The level of statistical fluctuations in the output of the model
suggests that much longer runs and larger populations would be
needed to settle the question. I do feel confident in saying there
is no level of variation where Lamarckian inheritance is worth as
much as learning is, or even half as much. But there may be a range
of variation rates where a species could benefit from a Lamarckian
mechanism if it cost no more than a tenth of what learning costs.
Even where the model's answers are clear, they are at best
preliminary and provisional. The model is too simple to capture much
detail about the lives of real organisms. On the other hand, it's
not simple enough to explore the entire space of parameter values.
Another reason for caution is that the model sometimes behaves in
ways I don't understand. For example, in certain mixed-population
experiments the Lamarckian gene is driven toward the lowest possible
values, indicating it is unfavorable and "wants" to be
zero, yet at the same time the Lamarckian breed drives its
competitors to extinction. What does that mean?

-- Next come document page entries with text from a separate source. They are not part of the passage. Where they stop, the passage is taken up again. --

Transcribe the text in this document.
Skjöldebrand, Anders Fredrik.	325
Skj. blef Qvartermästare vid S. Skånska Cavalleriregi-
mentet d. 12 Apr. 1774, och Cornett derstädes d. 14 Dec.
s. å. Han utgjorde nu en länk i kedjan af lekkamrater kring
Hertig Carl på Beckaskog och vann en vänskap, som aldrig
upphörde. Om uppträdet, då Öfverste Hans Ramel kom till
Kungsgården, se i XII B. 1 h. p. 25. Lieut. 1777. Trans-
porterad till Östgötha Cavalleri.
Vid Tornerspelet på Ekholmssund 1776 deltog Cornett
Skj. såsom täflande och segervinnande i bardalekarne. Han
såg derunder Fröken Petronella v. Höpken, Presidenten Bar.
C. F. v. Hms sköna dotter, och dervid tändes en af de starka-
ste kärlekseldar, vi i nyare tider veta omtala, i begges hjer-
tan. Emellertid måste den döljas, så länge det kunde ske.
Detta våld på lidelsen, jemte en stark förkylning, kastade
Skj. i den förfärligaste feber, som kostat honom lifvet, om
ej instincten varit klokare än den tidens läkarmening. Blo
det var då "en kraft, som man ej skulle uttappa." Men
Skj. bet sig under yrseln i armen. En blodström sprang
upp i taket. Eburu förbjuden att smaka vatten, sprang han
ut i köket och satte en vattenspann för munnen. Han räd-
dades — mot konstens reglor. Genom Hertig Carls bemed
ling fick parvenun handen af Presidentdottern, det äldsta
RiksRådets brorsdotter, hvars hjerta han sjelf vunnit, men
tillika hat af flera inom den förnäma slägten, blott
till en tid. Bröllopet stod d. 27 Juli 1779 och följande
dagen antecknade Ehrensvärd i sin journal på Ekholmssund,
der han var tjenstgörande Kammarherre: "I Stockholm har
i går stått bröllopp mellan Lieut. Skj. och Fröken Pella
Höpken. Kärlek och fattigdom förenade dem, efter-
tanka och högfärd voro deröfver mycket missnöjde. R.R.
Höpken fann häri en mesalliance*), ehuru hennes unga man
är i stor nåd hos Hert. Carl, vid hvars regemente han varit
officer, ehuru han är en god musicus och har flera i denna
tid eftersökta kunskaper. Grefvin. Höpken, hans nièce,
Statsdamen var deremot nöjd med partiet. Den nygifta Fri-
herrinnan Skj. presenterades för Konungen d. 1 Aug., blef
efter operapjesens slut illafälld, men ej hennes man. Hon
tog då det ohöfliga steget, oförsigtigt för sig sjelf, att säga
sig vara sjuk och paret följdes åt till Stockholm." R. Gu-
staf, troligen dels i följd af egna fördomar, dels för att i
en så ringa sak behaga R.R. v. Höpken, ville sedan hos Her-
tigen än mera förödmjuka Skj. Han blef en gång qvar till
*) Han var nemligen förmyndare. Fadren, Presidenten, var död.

It would be interesting to test the model on problems other than
moth camouflage, especially problems where the environment is not a
passive background but can react and evolve on its own. One realm
where Lamarckian mechanisms look particularly attractive is the
immune system. Every child must reinvent immunity to measles and
chickenpox and other diseases. It's done through a miniature
Darwinian process of generating many random antibodies and selecting
those that recognize a pathogen. Wouldn't it be better to pass on
the selected antibody genes to later generations, so that babies
would be born pre-immunized? Edward J. Steele of the University of
Wollongong in Australia argues that something like this does go on
in the immune system, through the agency of reverse transcriptase.

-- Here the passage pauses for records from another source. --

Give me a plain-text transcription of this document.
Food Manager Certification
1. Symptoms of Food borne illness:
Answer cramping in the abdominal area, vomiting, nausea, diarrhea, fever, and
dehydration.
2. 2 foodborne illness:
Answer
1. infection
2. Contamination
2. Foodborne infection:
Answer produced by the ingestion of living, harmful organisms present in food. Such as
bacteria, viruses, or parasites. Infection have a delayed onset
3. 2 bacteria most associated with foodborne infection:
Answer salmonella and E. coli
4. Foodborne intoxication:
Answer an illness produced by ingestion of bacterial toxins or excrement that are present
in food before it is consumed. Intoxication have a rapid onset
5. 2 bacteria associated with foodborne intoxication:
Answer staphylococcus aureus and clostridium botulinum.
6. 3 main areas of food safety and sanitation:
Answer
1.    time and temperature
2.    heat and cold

But Steele has won few converts. It's hard to be a believer in
genetically transmitted immunity when your parents had chickenpox
and you had chickenpox and your children get chickenpox.

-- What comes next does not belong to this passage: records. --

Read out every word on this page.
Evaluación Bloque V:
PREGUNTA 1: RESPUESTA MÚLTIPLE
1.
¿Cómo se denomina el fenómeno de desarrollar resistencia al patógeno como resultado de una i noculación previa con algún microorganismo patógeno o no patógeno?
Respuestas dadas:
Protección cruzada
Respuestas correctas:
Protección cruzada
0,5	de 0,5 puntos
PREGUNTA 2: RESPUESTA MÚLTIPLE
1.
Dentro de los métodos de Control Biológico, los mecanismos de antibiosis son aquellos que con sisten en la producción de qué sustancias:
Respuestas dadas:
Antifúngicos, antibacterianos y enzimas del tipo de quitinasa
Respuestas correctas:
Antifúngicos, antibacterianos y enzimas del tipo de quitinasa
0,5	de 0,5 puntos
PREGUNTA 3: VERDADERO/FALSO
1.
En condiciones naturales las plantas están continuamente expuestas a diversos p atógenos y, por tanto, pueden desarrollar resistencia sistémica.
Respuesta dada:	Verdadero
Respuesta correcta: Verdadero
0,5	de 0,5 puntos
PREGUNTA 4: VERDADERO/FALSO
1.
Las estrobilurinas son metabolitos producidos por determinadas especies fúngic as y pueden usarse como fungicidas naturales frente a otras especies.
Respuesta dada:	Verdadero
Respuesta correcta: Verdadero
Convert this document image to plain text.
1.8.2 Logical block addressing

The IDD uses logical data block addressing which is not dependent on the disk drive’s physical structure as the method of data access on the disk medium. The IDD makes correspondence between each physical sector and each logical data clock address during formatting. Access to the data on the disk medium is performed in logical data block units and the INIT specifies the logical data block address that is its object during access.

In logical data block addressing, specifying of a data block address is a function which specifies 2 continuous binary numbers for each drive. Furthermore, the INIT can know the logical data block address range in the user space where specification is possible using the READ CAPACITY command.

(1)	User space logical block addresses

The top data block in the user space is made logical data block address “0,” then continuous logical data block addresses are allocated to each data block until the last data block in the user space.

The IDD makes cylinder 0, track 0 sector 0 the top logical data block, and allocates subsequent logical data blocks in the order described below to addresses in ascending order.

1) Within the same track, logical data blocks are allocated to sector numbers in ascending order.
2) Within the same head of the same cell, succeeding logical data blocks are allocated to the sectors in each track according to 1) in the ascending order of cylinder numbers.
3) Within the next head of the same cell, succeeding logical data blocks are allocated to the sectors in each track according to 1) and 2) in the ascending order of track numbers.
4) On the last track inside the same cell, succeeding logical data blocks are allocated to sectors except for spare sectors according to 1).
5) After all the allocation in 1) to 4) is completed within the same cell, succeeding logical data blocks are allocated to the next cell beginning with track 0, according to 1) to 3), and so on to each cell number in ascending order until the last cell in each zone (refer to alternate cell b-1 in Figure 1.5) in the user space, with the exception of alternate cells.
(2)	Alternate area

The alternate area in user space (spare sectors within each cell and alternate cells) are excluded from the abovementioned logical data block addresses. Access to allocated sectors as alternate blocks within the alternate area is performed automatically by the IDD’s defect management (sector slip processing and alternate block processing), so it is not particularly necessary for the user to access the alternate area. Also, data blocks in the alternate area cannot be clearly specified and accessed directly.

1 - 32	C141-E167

If Steele's mechanism could exist, would it prevent disease? The
obvious drawback is resistance: A generation born with a high titer
of antibody would exert powerful selective pressure on the pathogen,
so that mutants with slightly different surface markers would
proliferate. Thus every generation would have to come up with a new
defense anyway, and Lamarckian inheritance would be rendered
superfluous. But this is speculation; a model might well reveal
subtler effects.
In closing, I want to say a word about cultural evolution, which is
often described as a Lamarckian process. Suppose it were
truly Lamarckian: Suppose some neurogenetic innovation
allowed your children to be born already knowing everything you
know. What a boon to humanity! What a head start! No one would ever
again have to spend all those years learning the alphabet and the
multiplication tables and the conjugation of Latin verbs and the law
of cosines and the preamble to Evangeline and the date of
the Battle of Hastings and how to ride a bicycle. But the more items
I add to this list—let's not forget the state capitals or the
nine orders of angels or the 20 amino acids or the recipe for mom's
meatloaf—the more I'm struck by the fundamental problem of
Lamarckism. Which acquired traits do you choose to pass on?